Question

The resistance \[R = 100\;{{k}}\Omega \] and the capacitance \[C = 1\;{{\mu F}}\] are connected in a series with a $12\;{{V}}$ battery. What is the maximum energy stored in the capacitor:
(A) \[72\;{{\mu J}}\]
(B) \[6\;{{\mu J}}\]
(C) \[24\;{{\mu J}}\]
(D) \[18\;{{\mu J}}\]

Answer 1

Hint: In this question we will use the concept of the energy store in the capacitor that is the energy stored in a capacitor is equal to the half of the product of the charge stored and the potential.

Complete step by step answer:
In this question, we are given that a resistance of \[R = 100\;{{k}}\Omega \], let's denote the resistance by \[R\]. And represent the capacitance by \[C\] of the capacitor. So, the capacitance is \[C = 1\;{{\mu F}}\].
Now, we convert the capacitance into Farad which is denoted by the symbol \[\left( {{F}} \right)\].
\[ \Rightarrow C = 1 \times {10^{ - 6\,}}\;{{F}}\]
The capacitance of the capacitor is \[C = 1 \times {10^{ - 6\,}}\;{{F}}\] and which is having a 12 volt battery, let denote the voltage by \[V\] so, \[V = 12\;{{Volt}}\].
 The energy stored in a capacitor is nothing but the electric potential energy and that is related to the voltage of the capacitor and the charge of the capacitor. Let denote the energy stored in the capacitor by the\[U\].
So, the energy stored in capacitor is equal to the half of the product of charge and square of the potential, So, energy stored is,
\[ \Rightarrow U = \dfrac{1}{2}C{V^2}\]
Now we substitute the values in the above expression as,
\[ \Rightarrow U = \dfrac{1}{2} \times 1 \times {10^{ - 6}} \times {12^2}\]
After simplifying the above expression, we get.
\[ \Rightarrow U = \dfrac{1}{2} \times 1 \times {10^{ - 6}} \times 144\]
We solve the expression for $U$ and get
\[\therefore U = 72\;{{\mu J}}\]
Therefore, the energy stored in the capacitor is \[7{{2}}\;{{\mu J}}\] which is having a resistance of\[100\;{{k}}\Omega \] and the capacitance is \[1\;{{\mu F}}\], and they are connected in a series with a $12\;{{V}}$ battery.

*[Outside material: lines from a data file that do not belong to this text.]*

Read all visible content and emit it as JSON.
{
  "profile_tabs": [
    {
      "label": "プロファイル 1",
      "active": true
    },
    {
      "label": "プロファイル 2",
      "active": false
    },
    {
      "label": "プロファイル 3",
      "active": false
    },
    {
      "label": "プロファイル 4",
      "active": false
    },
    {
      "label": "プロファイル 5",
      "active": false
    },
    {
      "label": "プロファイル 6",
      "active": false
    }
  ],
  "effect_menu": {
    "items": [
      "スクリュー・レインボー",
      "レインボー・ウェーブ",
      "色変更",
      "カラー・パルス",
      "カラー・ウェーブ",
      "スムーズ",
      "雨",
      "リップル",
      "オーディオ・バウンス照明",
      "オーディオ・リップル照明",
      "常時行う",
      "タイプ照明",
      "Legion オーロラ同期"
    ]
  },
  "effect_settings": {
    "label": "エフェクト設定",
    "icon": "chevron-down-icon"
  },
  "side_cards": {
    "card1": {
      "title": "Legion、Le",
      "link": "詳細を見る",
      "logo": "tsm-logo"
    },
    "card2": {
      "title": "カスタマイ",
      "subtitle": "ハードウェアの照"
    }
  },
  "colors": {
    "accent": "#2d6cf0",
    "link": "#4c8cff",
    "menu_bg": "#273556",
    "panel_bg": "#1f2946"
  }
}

Thus, the correct option is (A).

Note: As we know that when the circuit connection is parallel then there will be the same voltage or potential across the circuit. As we know that, if the resistors are in parallel the voltage across each resistor will be the same and if the resistors are in series then the current flowing through each resistor will be the same and the voltage will be different.